A plane containing the line of intersection of the given planes is

$\begin{array}{l}\mathrm{x}-\mathrm{y}-\mathrm{z}-4+\mathrm{\lambda }(\mathrm{x}+\mathrm{y}+2\mathrm{z}-4)=0\text{ i.e., }\\ (\mathrm{\lambda }+1)\mathrm{x}+(\mathrm{\lambda }-1)\mathrm{y}+(2\mathrm{\lambda }-1)z-4(\mathrm{\lambda }+1)=0\end{array}$

Vector normal to it

$\mathrm{V}=(\mathrm{\lambda }+1)\hat{\mathrm{i}}+(\mathrm{\lambda }-1)\hat{\mathrm{j}}+(2\mathrm{\lambda }-1)\hat{\mathrm{k}}$

Now the vector along the line of intersection of the planes $2\mathrm{x}+3\mathrm{y}+\mathrm{z}-1=0\text{ and }\mathrm{x}+3\mathrm{y}+2\mathrm{z}-2=0$

$\begin{array}{l}\overrightarrow{\mathrm{n}}=\left|\begin{array}{ccc}\hat{\mathrm{i}}& \hat{\mathrm{j}}& \hat{\mathrm{k}}\\ 2& 3& 1\\ 1& 3& 2\end{array}\right|=\left(6-3\right)\hat{\mathrm{i}}-\left(4-1\right)\hat{\mathrm{j}}+\left(6-3\right)\hat{\mathrm{k}}\\ =3(\hat{\mathrm{i}}-\hat{\mathrm{j}}+\hat{\mathrm{k}})\end{array}$

As $\overrightarrow{\mathrm{n}}$ is parallel to the plane (1)

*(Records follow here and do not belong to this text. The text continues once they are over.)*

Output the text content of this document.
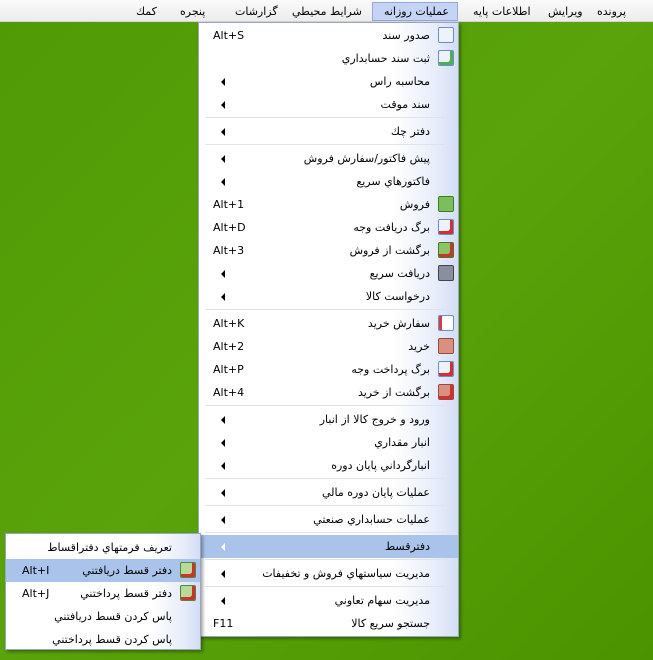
پرونده
ويرايش
اطلاعات پايه
عمليات روزانه
شرايط محيطي
گزارشات
پنجره
كمك
صدور سند
Alt+S
ثبت سند حسابداري
محاسبه راس
سند موقت
دفتر چك
پيش فاكتور/سفارش فروش
فاكتورهاي سريع
فروش
Alt+1
برگ دريافت وجه
Alt+D
برگشت از فروش
Alt+3
دريافت سريع
درخواست كالا
سفارش خريد
Alt+K
خريد
Alt+2
برگ پرداخت وجه
Alt+P
برگشت از خريد
Alt+4
ورود و خروج كالا از انبار
انبار مقداري
انبارگرداني پايان دوره
عمليات پايان دوره مالي
عمليات حسابداري صنعتي
دفترقسط
مديريت سياستهاي فروش و تخفيفات
مديريت سهام تعاوني
جستجو سريع كالا
F11
تعريف فرمتهاي دفتراقساط
دفتر قسط دريافتني
Alt+I
دفتر قسط پرداختني
Alt+J
پاس كردن قسط دريافتني
پاس كردن قسط پرداختني
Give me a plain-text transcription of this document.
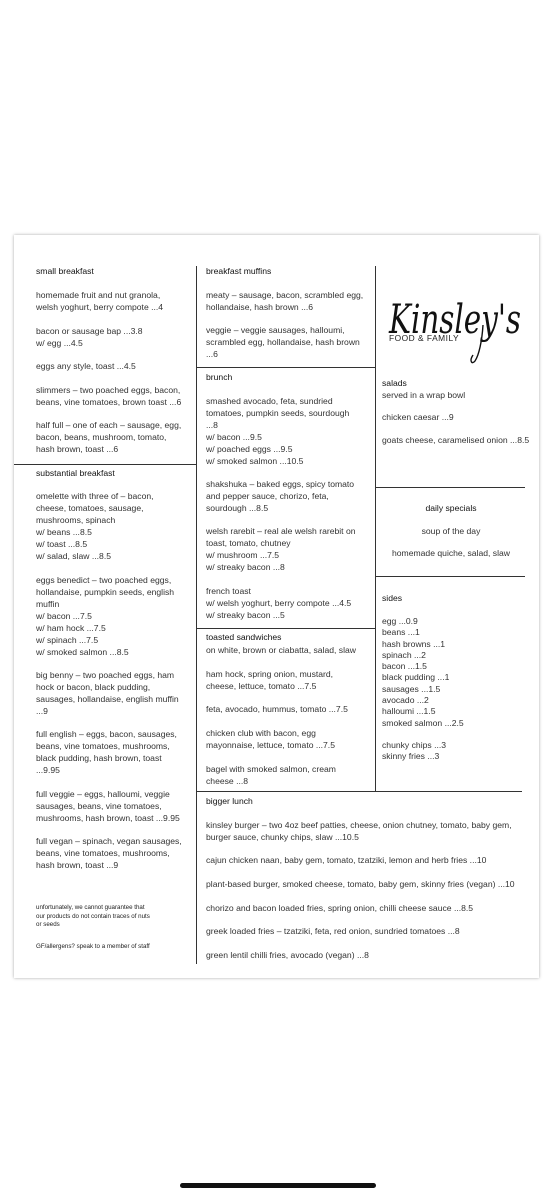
small breakfast
homemade fruit and nut granola,
welsh yoghurt, berry compote ...4
bacon or sausage bap ...3.8
w/ egg ...4.5
eggs any style, toast ...4.5
slimmers – two poached eggs, bacon,
beans, vine tomatoes, brown toast ...6
half full – one of each – sausage, egg,
bacon, beans, mushroom, tomato,
hash brown, toast ...6
substantial breakfast
omelette with three of – bacon,
cheese, tomatoes, sausage,
mushrooms, spinach
w/ beans ...8.5
w/ toast ...8.5
w/ salad, slaw ...8.5
eggs benedict – two poached eggs,
hollandaise, pumpkin seeds, english
muffin
w/ bacon ...7.5
w/ ham hock ...7.5
w/ spinach ...7.5
w/ smoked salmon ...8.5
big benny – two poached eggs, ham
hock or bacon, black pudding,
sausages, hollandaise, english muffin
...9
full english – eggs, bacon, sausages,
beans, vine tomatoes, mushrooms,
black pudding, hash brown, toast
...9.95
full veggie – eggs, halloumi, veggie
sausages, beans, vine tomatoes,
mushrooms, hash brown, toast ...9.95
full vegan – spinach, vegan sausages,
beans, vine tomatoes, mushrooms,
hash brown, toast ...9
unfortunately, we cannot guarantee that
our products do not contain traces of nuts
or seeds
GF/allergens? speak to a member of staff
breakfast muffins
meaty – sausage, bacon, scrambled egg,
hollandaise, hash brown ...6
veggie – veggie sausages, halloumi,
scrambled egg, hollandaise, hash brown
...6
brunch
smashed avocado, feta, sundried
tomatoes, pumpkin seeds, sourdough
...8
w/ bacon ...9.5
w/ poached eggs ...9.5
w/ smoked salmon ...10.5
shakshuka – baked eggs, spicy tomato
and pepper sauce, chorizo, feta,
sourdough ...8.5
welsh rarebit – real ale welsh rarebit on
toast, tomato, chutney
w/ mushroom ...7.5
w/ streaky bacon ...8
french toast
w/ welsh yoghurt, berry compote ...4.5
w/ streaky bacon ...5
toasted sandwiches
on white, brown or ciabatta, salad, slaw
ham hock, spring onion, mustard,
cheese, lettuce, tomato ...7.5
feta, avocado, hummus, tomato ...7.5
chicken club with bacon, egg
mayonnaise, lettuce, tomato ...7.5
bagel with smoked salmon, cream
cheese ...8
Kinsley's
FOOD & FAMILY
salads
served in a wrap bowl
chicken caesar ...9
goats cheese, caramelised onion ...8.5
daily specials
soup of the day
homemade quiche, salad, slaw
sides
egg ...0.9
beans ...1
hash browns ...1
spinach ...2
bacon ...1.5
black pudding ...1
sausages ...1.5
avocado ...2
halloumi ...1.5
smoked salmon ...2.5
chunky chips ...3
skinny fries ...3
bigger lunch
kinsley burger – two 4oz beef patties, cheese, onion chutney, tomato, baby gem,
burger sauce, chunky chips, slaw ...10.5
cajun chicken naan, baby gem, tomato, tzatziki, lemon and herb fries ...10
plant-based burger, smoked cheese, tomato, baby gem, skinny fries (vegan) ...10
chorizo and bacon loaded fries, spring onion, chilli cheese sauce ...8.5
greek loaded fries – tzatziki, feta, red onion, sundried tomatoes ...8
green lentil chilli fries, avocado (vegan) ...8
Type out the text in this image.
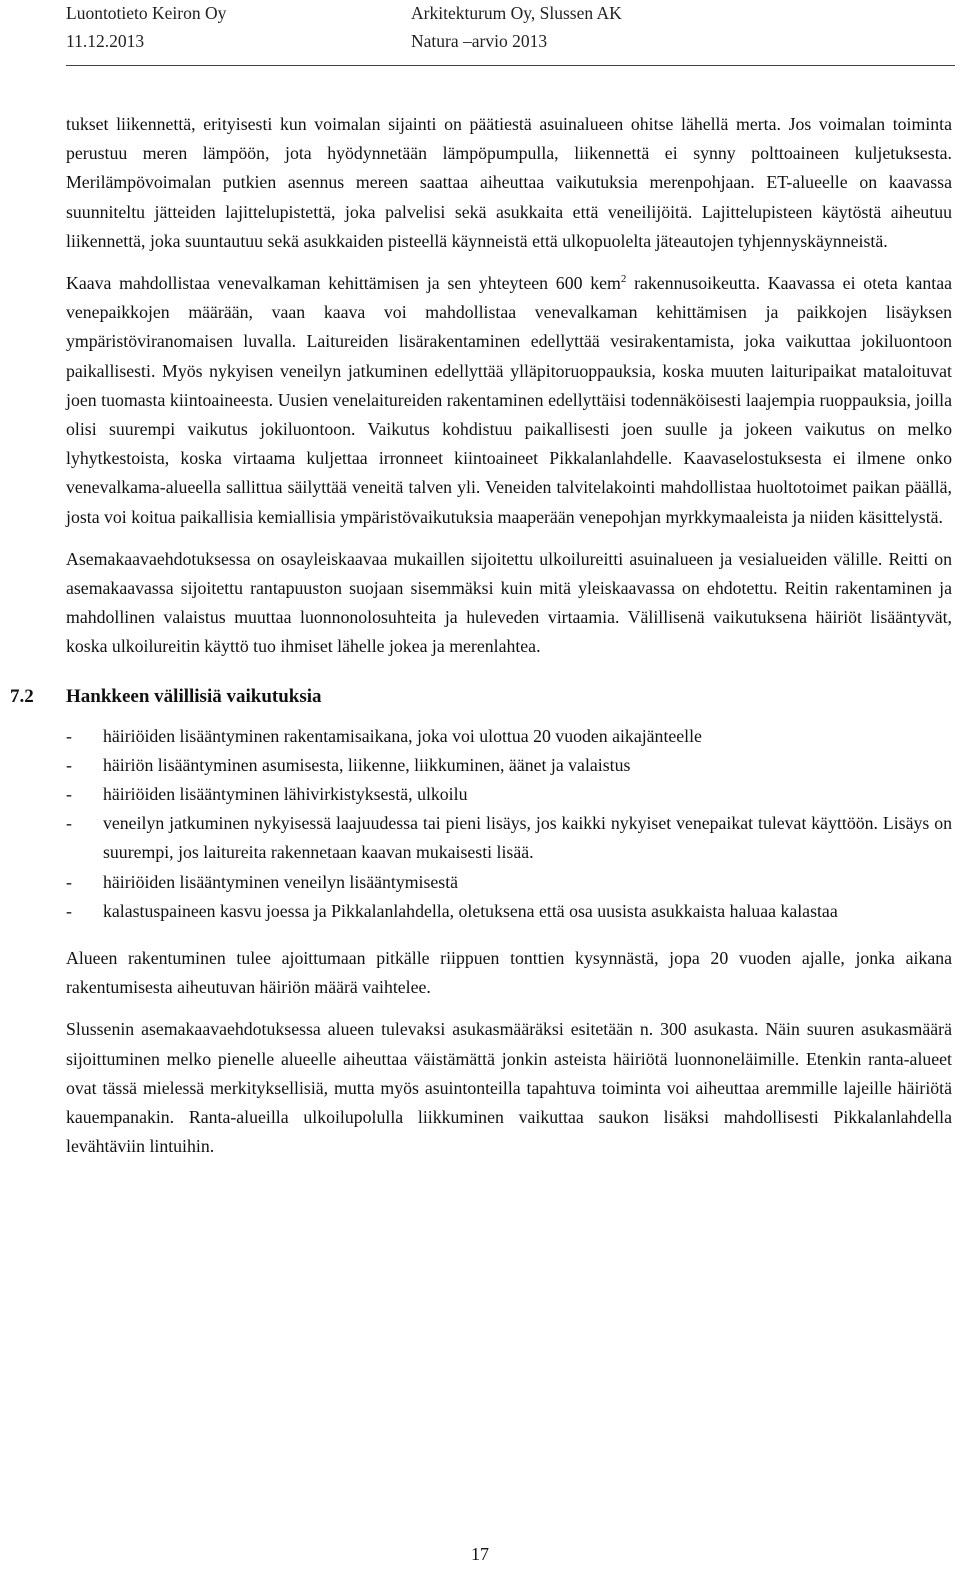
Luontotieto Keiron Oy
11.12.2013
Arkitekturum Oy, Slussen AK
Natura –arvio 2013

tukset liikennettä, erityisesti kun voimalan sijainti on päätiestä asuinalueen ohitse lähellä merta. Jos voimalan toiminta perustuu meren lämpöön, jota hyödynnetään lämpöpumpulla, liikennettä ei synny polttoaineen kuljetuksesta. Merilämpövoimalan putkien asennus mereen saattaa aiheuttaa vaikutuksia merenpohjaan. ET-alueelle on kaavassa suunniteltu jätteiden lajittelupistettä, joka palvelisi sekä asukkaita että veneilijöitä. Lajittelupisteen käytöstä aiheutuu liikennettä, joka suuntautuu sekä asukkaiden pisteellä käynneistä että ulkopuolelta jäteautojen tyhjennyskäynneistä.

Kaava mahdollistaa venevalkaman kehittämisen ja sen yhteyteen 600 kem$^2$ rakennusoikeutta. Kaavassa ei oteta kantaa venepaikkojen määrään, vaan kaava voi mahdollistaa venevalkaman kehittämisen ja paikkojen lisäyksen ympäristöviranomaisen luvalla. Laitureiden lisärakentaminen edellyttää vesirakentamista, joka vaikuttaa jokiluontoon paikallisesti. Myös nykyisen veneilyn jatkuminen edellyttää ylläpitoruoppauksia, koska muuten laituripaikat mataloituvat joen tuomasta kiintoaineesta. Uusien venelaitureiden rakentaminen edellyttäisi todennäköisesti laajempia ruoppauksia, joilla olisi suurempi vaikutus jokiluontoon. Vaikutus kohdistuu paikallisesti joen suulle ja jokeen vaikutus on melko lyhytkestoista, koska virtaama kuljettaa irronneet kiintoaineet Pikkalanlahdelle. Kaavaselostuksesta ei ilmene onko venevalkama-alueella sallittua säilyttää veneitä talven yli. Veneiden talvitelakointi mahdollistaa huoltotoimet paikan päällä, josta voi koitua paikallisia kemiallisia ympäristövaikutuksia maaperään venepohjan myrkkymaaleista ja niiden käsittelystä.

Asemakaavaehdotuksessa on osayleiskaavaa mukaillen sijoitettu ulkoilureitti asuinalueen ja vesialueiden välille. Reitti on asemakaavassa sijoitettu rantapuuston suojaan sisemmäksi kuin mitä yleiskaavassa on ehdotettu. Reitin rakentaminen ja mahdollinen valaistus muuttaa luonnonolosuhteita ja huleveden virtaamia. Välillisenä vaikutuksena häiriöt lisääntyvät, koska ulkoilureitin käyttö tuo ihmiset lähelle jokea ja merenlahtea.

7.2 Hankkeen välillisiä vaikutuksia
- häiriöiden lisääntyminen rakentamisaikana, joka voi ulottua 20 vuoden aikajänteelle
- häiriön lisääntyminen asumisesta, liikenne, liikkuminen, äänet ja valaistus
- häiriöiden lisääntyminen lähivirkistyksestä, ulkoilu
- veneilyn jatkuminen nykyisessä laajuudessa tai pieni lisäys, jos kaikki nykyiset venepaikat tulevat käyttöön. Lisäys on suurempi, jos laitureita rakennetaan kaavan mukaisesti lisää.
- häiriöiden lisääntyminen veneilyn lisääntymisestä
- kalastuspaineen kasvu joessa ja Pikkalanlahdella, oletuksena että osa uusista asukkaista haluaa kalastaa

Alueen rakentuminen tulee ajoittumaan pitkälle riippuen tonttien kysynnästä, jopa 20 vuoden ajalle, jonka aikana rakentumisesta aiheutuvan häiriön määrä vaihtelee.

Slussenin asemakaavaehdotuksessa alueen tulevaksi asukasmääräksi esitetään n. 300 asukasta. Näin suuren asukasmäärä sijoittuminen melko pienelle alueelle aiheuttaa väistämättä jonkin asteista häiriötä luonnoneläimille. Etenkin ranta-alueet ovat tässä mielessä merkityksellisiä, mutta myös asuintonteilla tapahtuva toiminta voi aiheuttaa aremmille lajeille häiriötä kauempanakin. Ranta-alueilla ulkoilupolulla liikkuminen vaikuttaa saukon lisäksi mahdollisesti Pikkalanlahdella levähtäviin lintuihin.

17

$(\mathrm{\lambda }+1)1-1(\mathrm{\lambda }-1)\hat{\mathrm{j}}+\left(2\mathrm{\lambda }-1\right)1=0\Rightarrow \lambda =\frac{-1}{2}$

Hence, the required plane is

$\begin{array}{l}\frac{\mathrm{x}}{2}-\frac{3\mathrm{y}}{2}-2\mathrm{z}-2=0\\ \mathrm{x}-3\mathrm{y}-4\mathrm{z}-4=0\\ \text{ Hence }|\mathrm{A}+\mathrm{B}+\mathrm{C}|=11\end{array}$